On me demande souvent pourquoi l’Alliance et ses partenaires régionaux de l’IRN mettent autant l’accent sur la consommation d’énergie. La réponse est simple : les centres de données sont de grands consommateurs d’énergie. Alors que les flux de travail informatiques deviennent de plus en plus complexes et dépendent d’ensembles de données de plus en plus volumineux, la quantité d’électricité nécessaire pour refroidir les systèmes croît également. À titre d’exemple, l’un de nos superordinateurs (Niagara du centre SciNet à l’Université de Toronto) engendre des dépenses d’environ 250 000 $ par mois en électricité. Un de mes bons amis, John Morton, directeur de la technologie chez SHARCNET, m’a dit : « Les superordinateurs produisent bien deux choses : la science et la chaleur ». Cependant, ce problème ne se limite évidemment pas aux centres de données de recherche. En effet, de nombreux fournisseurs d’infrastructures se sont attaqués de front à ce problème. Par exemple, DeepMind de Google a développé l’intelligence artificielle (IA) qui apprend d’elle-même à diminuer son utilisation d’énergie pour refroidir ses centres de données, réduisant ainsi sa consommation d’énergie de 35 %. Microsoft s’est engagée à obtenir un bilan de carbone négatif d’ici 2030. Amazon s’est engagée à alimenter son infrastructure mondiale en utilisant uniquement de l’énergie renouvelable. 

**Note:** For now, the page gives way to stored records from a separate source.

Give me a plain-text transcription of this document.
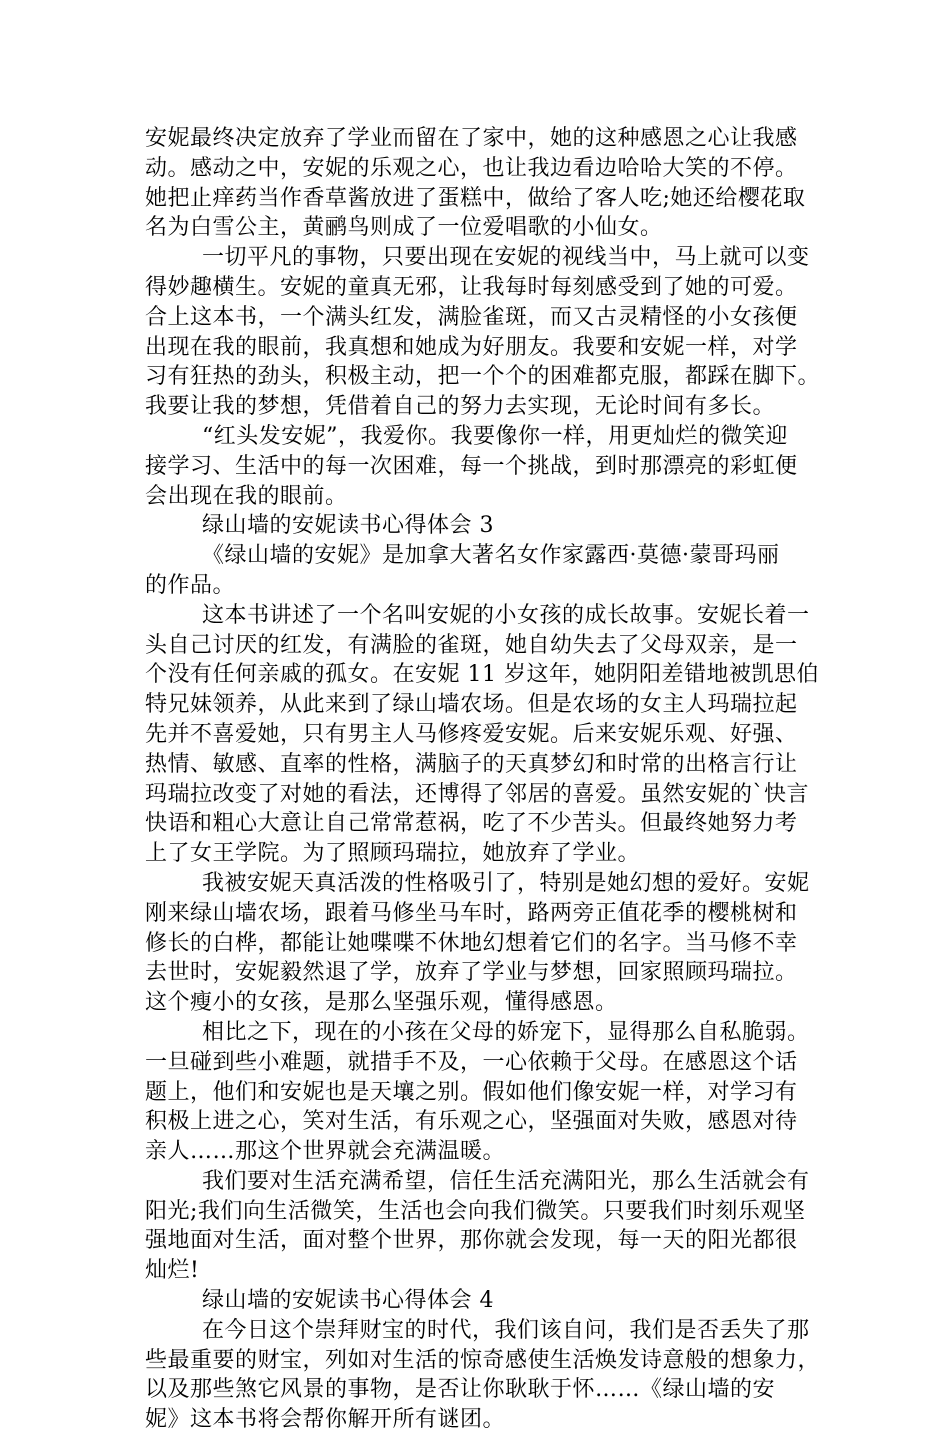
安妮最终决定放弃了学业而留在了家中，她的这种感恩之心让我感
动。感动之中，安妮的乐观之心，也让我边看边哈哈大笑的不停。
她把止痒药当作香草酱放进了蛋糕中，做给了客人吃;她还给樱花取
名为白雪公主，黄鹂鸟则成了一位爱唱歌的小仙女。
一切平凡的事物，只要出现在安妮的视线当中，马上就可以变
得妙趣横生。安妮的童真无邪，让我每时每刻感受到了她的可爱。
合上这本书，一个满头红发，满脸雀斑，而又古灵精怪的小女孩便
出现在我的眼前，我真想和她成为好朋友。我要和安妮一样，对学
习有狂热的劲头，积极主动，把一个个的困难都克服，都踩在脚下。
我要让我的梦想，凭借着自己的努力去实现，无论时间有多长。
“红头发安妮”，我爱你。我要像你一样，用更灿烂的微笑迎
接学习、生活中的每一次困难，每一个挑战，到时那漂亮的彩虹便
会出现在我的眼前。
绿山墙的安妮读书心得体会 3
《绿山墙的安妮》是加拿大著名女作家露西·莫德·蒙哥玛丽
的作品。
这本书讲述了一个名叫安妮的小女孩的成长故事。安妮长着一
头自己讨厌的红发，有满脸的雀斑，她自幼失去了父母双亲，是一
个没有任何亲戚的孤女。在安妮 11 岁这年，她阴阳差错地被凯思伯
特兄妹领养，从此来到了绿山墙农场。但是农场的女主人玛瑞拉起
先并不喜爱她，只有男主人马修疼爱安妮。后来安妮乐观、好强、
热情、敏感、直率的性格，满脑子的天真梦幻和时常的出格言行让
玛瑞拉改变了对她的看法，还博得了邻居的喜爱。虽然安妮的`快言
快语和粗心大意让自己常常惹祸，吃了不少苦头。但最终她努力考
上了女王学院。为了照顾玛瑞拉，她放弃了学业。
我被安妮天真活泼的性格吸引了，特别是她幻想的爱好。安妮
刚来绿山墙农场，跟着马修坐马车时，路两旁正值花季的樱桃树和
修长的白桦，都能让她喋喋不休地幻想着它们的名字。当马修不幸
去世时，安妮毅然退了学，放弃了学业与梦想，回家照顾玛瑞拉。
这个瘦小的女孩，是那么坚强乐观，懂得感恩。
相比之下，现在的小孩在父母的娇宠下，显得那么自私脆弱。
一旦碰到些小难题，就措手不及，一心依赖于父母。在感恩这个话
题上，他们和安妮也是天壤之别。假如他们像安妮一样，对学习有
积极上进之心，笑对生活，有乐观之心，坚强面对失败，感恩对待
亲人……那这个世界就会充满温暖。
我们要对生活充满希望，信任生活充满阳光，那么生活就会有
阳光;我们向生活微笑，生活也会向我们微笑。只要我们时刻乐观坚
强地面对生活，面对整个世界，那你就会发现，每一天的阳光都很
灿烂!
绿山墙的安妮读书心得体会 4
在今日这个崇拜财宝的时代，我们该自问，我们是否丢失了那
些最重要的财宝，列如对生活的惊奇感使生活焕发诗意般的想象力，
以及那些煞它风景的事物，是否让你耿耿于怀……《绿山墙的安
妮》这本书将会帮你解开所有谜团。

Certains de nos partenaires nationaux nous ont également fait part de la façon dont ils feront une meilleure utilisation de l’énergie pour leurs centres de données. Par exemple, l’Université Laval redirige la chaleur de son centre de données pour chauffer la piscine, le gymnase et d’autres bâtiments du campus, réduisant ainsi ses frais de chauffage. Calcul Québec a récemment mis sur pied la grappe écoénergétique Narval (classée 21e dans la liste de GREEN500). Compte tenu de l’empreinte carbone de certains flux de travail informatiques, comme les mégadonnées et l’IA, tous ces efforts sont essentiels pour le Plan climatique canadien. (À titre d’exemple, la formation d’un modèle d’apprentissage machine peut émettre plus de 626 000 livres de dioxyde de carbone, ou l’équivalent d’un voyageur qui fait 150 allers-retours de New York à San Francisco en avion!) Bref, la consommation énergétique et ses coûts environnementaux et financiers doivent être pris en compte dans tout plan concernant les centres de données, et ces centres de données (qu’ils soient financés directement ou indirectement par l’Alliance) sont une considération majeure dans nos plans de croissance pour les stratégies d’IRN du Canada. 

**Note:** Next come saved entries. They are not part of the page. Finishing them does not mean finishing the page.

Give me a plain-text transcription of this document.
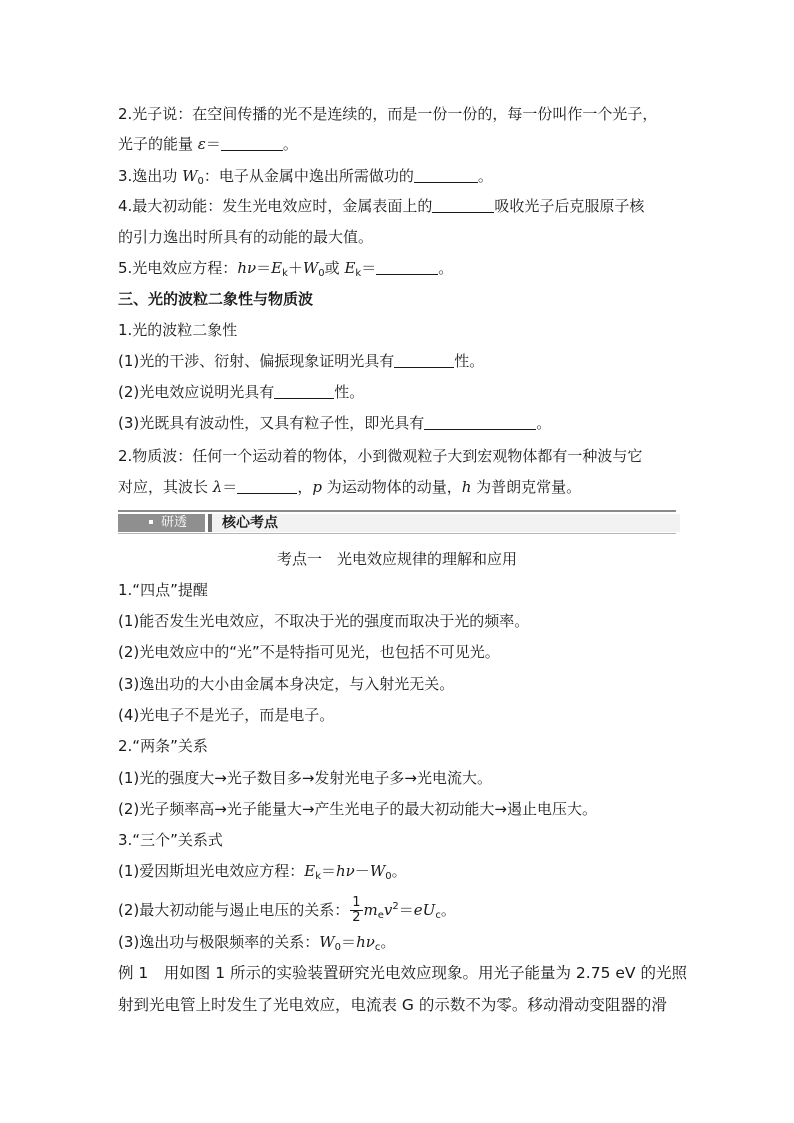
2.光子说：在空间传播的光不是连续的，而是一份一份的，每一份叫作一个光子，
光子的能量 ε＝	。
3.逸出功 $W_0$：电子从金属中逸出所需做功的	。
4.最大初动能：发生光电效应时，金属表面上的	吸收光子后克服原子核
的引力逸出时所具有的动能的最大值。
5.光电效应方程：$h\nu=E_k+W_0$或 $E_k=$	。
三、光的波粒二象性与物质波
1.光的波粒二象性
(1)光的干涉、衍射、偏振现象证明光具有	性。
(2)光电效应说明光具有	性。
(3)光既具有波动性，又具有粒子性，即光具有	。
2.物质波：任何一个运动着的物体，小到微观粒子大到宏观物体都有一种波与它
对应，其波长 λ＝	，p 为运动物体的动量，h 为普朗克常量。
研透	核心考点
考点一　光电效应规律的理解和应用
1.“四点”提醒
(1)能否发生光电效应，不取决于光的强度而取决于光的频率。
(2)光电效应中的“光”不是特指可见光，也包括不可见光。
(3)逸出功的大小由金属本身决定，与入射光无关。
(4)光电子不是光子，而是电子。
2.“两条”关系
(1)光的强度大→光子数目多→发射光电子多→光电流大。
(2)光子频率高→光子能量大→产生光电子的最大初动能大→遏止电压大。
3.“三个”关系式
(1)爱因斯坦光电效应方程：$E_k=h\nu-W_0$。
(2)最大初动能与遏止电压的关系： $\frac{1}{2} m_ev^2=eU_c$。
(3)逸出功与极限频率的关系：$W_0=h\nu_c$。
例 1　用如图 1 所示的实验装置研究光电效应现象。用光子能量为 2.75 eV 的光照
射到光电管上时发生了光电效应，电流表 G 的示数不为零。移动滑动变阻器的滑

En somme, j’ai hâte de faire valoir ces idées dans le plan stratégique de l’Alliance. Je me réjouis à l’idée d’exercer notre influence de chef de file dans l’écosystème de l’IRN au Canada en instaurant des incitatifs financiers pour les technologies et les centres de données qui offrent des solutions de rechange écologiques. J’attends également avec impatience les conversations enrichissantes que nous aurons avec nos partenaires et qui me permettront de regarder mes filles et de leur dire que nous allons contribuer à lutter contre le changement climatique.